Светлый фон

Императорский гонец долго молчал, насупившись. Затем вытянул плетью коня и добавил ему пятками по бокам. Жеребец обиженно заржал, но прибавил ходу, догнал панцера и пошёл с ним вровень.

– Между нами, тортильер, – буркнул всадник. – На мне камзол имперской расцветки. Встречные крестьяне, купцы и ремесленники, по-видимому, принимают меня за сборщика податей. Законы, принятые его величеством по части обложения податями, в народе не популярны. В восточных областях год назад был бунт. Его подавили, но всё идёт к тому, что вот-вот бунт вспыхнет на западе.

– Бунтар-ри, – подала голос сидящая на левом плече тортильера птица-пересмех. – Дер-рьмо. Слава импер-ратору!

– Не понимаю, – вскинулся Лейвез, пропустив птичью реплику мимо ушей, – на что уходят подати?

Гонец его величества хмыкнул, пожал плечами.

– Это лучше увидеть собственными глазами, чем принимать на слух. До столицы трое суток пути. Скоро узнаешь.

За сутки до цели, на закате, на безлюдный, зажатый по обеим сторонам лесом тракт вышли волкари. Жеребец под императорским посланником шарахнулся, встал на дыбы. Испуганно вскрикнул вцепившийся в гриву всадник.

Старый Лейвез осадил ездового, привстал, огляделся. Волкари были тощими, поджарыми, явно голодными. Три десятка голов прямо по ходу и столько же позади.

– Нам конец? – с едва скрываемым ужасом в голосе спросил посланник. – Конец, да? Скажи мне, старик!

Тортильер не ответил. Он легко, по-молодецки спрыгнул с панциря на землю. Покачнулся на дрогнувших, потерявших былую силу ногах, но устоял. Медленно, но твёрдо ступая, двинулся вперёд, туда, где, припав к земле, готовился к атаке тёмно-серый с рыжими подпалинами вожак. В десяти шагах от него Лейвез остановился, присел на корточки.

– Ко мне, – тихо, едва слышно позвал он. – Иди сюда, я сказал. Живо!

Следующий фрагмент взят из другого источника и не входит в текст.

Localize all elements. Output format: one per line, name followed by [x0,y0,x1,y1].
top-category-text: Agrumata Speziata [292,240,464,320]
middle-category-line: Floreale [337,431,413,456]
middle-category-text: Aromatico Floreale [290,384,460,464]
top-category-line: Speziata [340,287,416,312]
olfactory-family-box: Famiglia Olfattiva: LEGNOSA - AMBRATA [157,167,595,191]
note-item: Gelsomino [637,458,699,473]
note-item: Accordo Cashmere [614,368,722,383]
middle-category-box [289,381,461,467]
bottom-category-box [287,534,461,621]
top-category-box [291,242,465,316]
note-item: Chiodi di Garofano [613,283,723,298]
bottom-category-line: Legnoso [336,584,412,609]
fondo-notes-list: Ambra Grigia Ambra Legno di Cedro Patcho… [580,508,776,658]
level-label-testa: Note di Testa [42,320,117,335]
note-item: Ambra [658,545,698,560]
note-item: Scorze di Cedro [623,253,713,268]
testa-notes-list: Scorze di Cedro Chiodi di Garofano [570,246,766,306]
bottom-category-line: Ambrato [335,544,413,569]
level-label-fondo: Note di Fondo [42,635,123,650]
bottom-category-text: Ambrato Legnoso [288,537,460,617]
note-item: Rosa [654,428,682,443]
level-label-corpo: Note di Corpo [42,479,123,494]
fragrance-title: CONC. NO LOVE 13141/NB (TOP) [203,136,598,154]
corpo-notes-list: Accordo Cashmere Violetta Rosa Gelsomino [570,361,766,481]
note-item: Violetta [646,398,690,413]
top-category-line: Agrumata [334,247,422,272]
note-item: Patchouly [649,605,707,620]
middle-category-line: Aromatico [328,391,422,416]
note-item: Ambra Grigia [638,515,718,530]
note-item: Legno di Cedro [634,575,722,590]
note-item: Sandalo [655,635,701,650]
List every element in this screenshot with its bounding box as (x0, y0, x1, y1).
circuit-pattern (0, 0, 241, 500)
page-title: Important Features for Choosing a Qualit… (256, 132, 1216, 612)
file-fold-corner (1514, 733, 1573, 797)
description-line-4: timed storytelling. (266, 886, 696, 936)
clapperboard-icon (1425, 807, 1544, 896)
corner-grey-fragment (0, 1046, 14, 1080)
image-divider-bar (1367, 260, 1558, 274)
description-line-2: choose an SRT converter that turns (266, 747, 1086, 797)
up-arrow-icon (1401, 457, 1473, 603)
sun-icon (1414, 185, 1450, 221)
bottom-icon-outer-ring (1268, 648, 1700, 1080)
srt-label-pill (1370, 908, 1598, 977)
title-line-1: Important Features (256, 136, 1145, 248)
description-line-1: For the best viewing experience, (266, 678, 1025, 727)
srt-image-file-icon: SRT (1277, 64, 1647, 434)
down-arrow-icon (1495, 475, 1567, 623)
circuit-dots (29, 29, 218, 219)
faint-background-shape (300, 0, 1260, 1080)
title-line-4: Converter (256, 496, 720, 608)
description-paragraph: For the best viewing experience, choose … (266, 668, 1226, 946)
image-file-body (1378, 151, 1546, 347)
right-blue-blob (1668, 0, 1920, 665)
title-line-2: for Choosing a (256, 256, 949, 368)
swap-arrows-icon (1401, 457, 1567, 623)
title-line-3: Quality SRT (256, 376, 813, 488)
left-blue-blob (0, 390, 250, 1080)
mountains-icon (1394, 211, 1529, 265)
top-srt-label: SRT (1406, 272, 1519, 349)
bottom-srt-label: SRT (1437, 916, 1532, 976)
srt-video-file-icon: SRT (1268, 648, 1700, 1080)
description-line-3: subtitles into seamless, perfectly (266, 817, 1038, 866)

В глазах волкарьего вожака полыхнул жёлтый огонь. Жестокий нрав, свирепость и голод боролись в нём сейчас против навязываемой извне чужой воли. Властной, не-одолимой, исходящей от существа, не боявшегося готовых разорвать глотку зубов и когтей. Вожак попятился – чужая воля и бесстрашие одолевали. Свирепость и злость оттеснялись на задворки звериного сознания, уступая место первобытному страху перед неведомой высшей силой. Волкарь заскулил, тонко, просительно, будто был не матёрым вожаком стаи, а слабосильным полугодовалым кутёнком.

– Ко мне, я сказал! – повысил голос старый тортильер.

Волкарья воля сломалась. Злобный нрав увял, уступив место послушанию и покорности. Поскуливая, вожак потрусил на зов. Вильнув хвостом, высунул шершавый язык и осторожно лизнул протянутые к нему пальцы.